If you download the accompanying source code project for this article and look at the EasyMock implementation, you will see the whole example fleshed out, and with an extra test not covered here as well; it demonstrates multiple expected calls to getTaxRateForCustomer, returning different values for different customer instances. This allows you to test that Invoice returns different totals depending on different customer instances and tax rates. You always can get pretty inventive with your testing and should do so. EasyMock makes it simple and quick to come up with all sorts of different scenarios, including test failures, exceptions, even simulating bad data conditions (what would your code do if TaxRateManager happened to return a negative number, or not a number, and so forth?).

When chatting with Bob Lee about this article, he uttered the statement "Guice and EasyMock could have been made for each other." Certainly the two in combination make for an extremely compelling solution to unit testing just about any code you can think of.
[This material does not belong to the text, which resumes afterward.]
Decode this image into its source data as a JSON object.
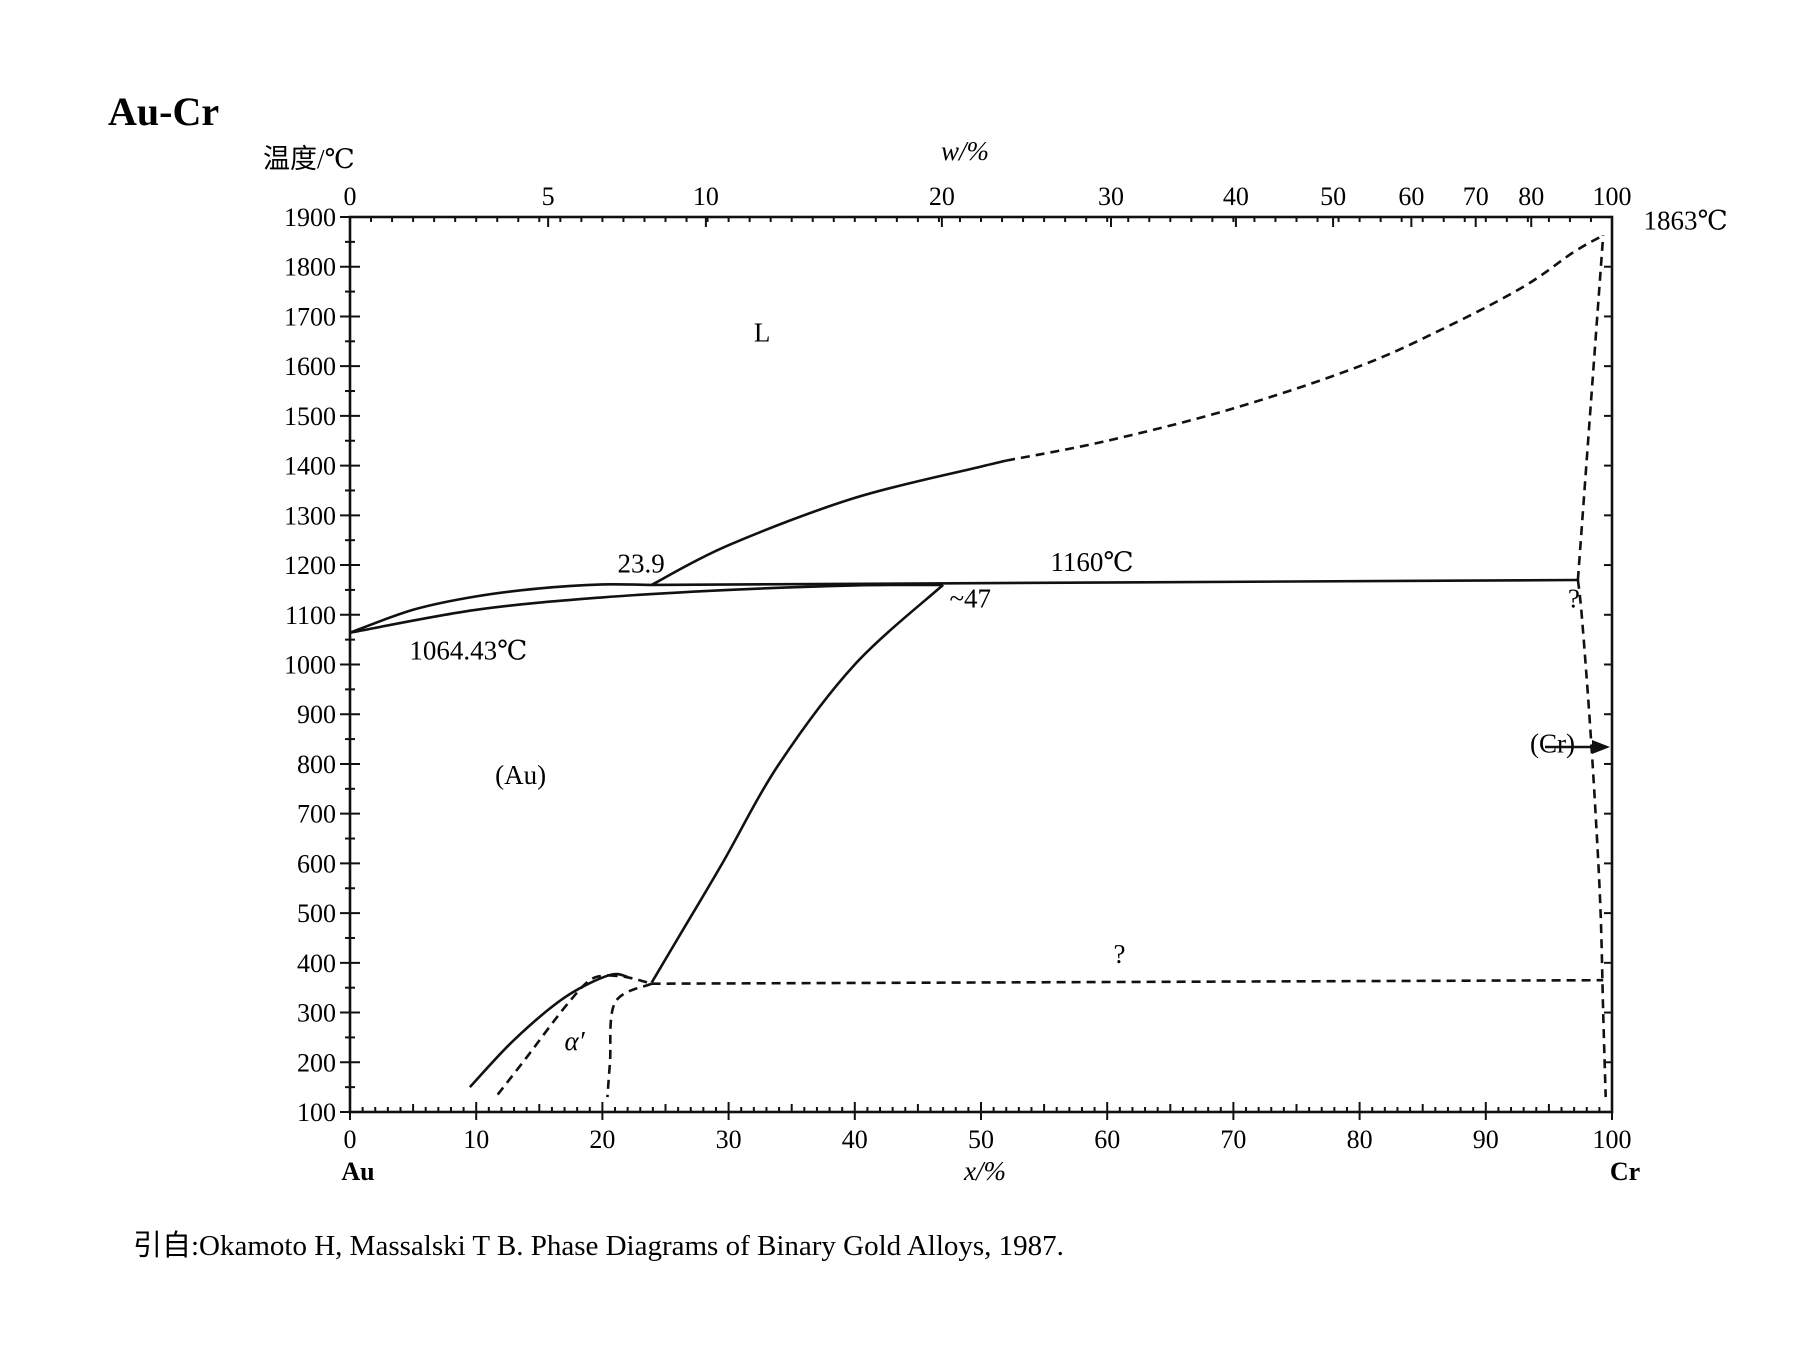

Is Guice then a one trick pony? Clearly it is great for testing, but is that all it is useful for? Emphatically no! Guice was actually created with quite a different use in mind, that of breaking up dependencies in large systems, and it is that I shall talk about in the next article. From my point of view, this is a far more interesting and important use of Guice. Tests are a great way of grasping what Guice can do, but once you understand the techniques of dependency injection, you can move on to more advanced situations where it can be of use.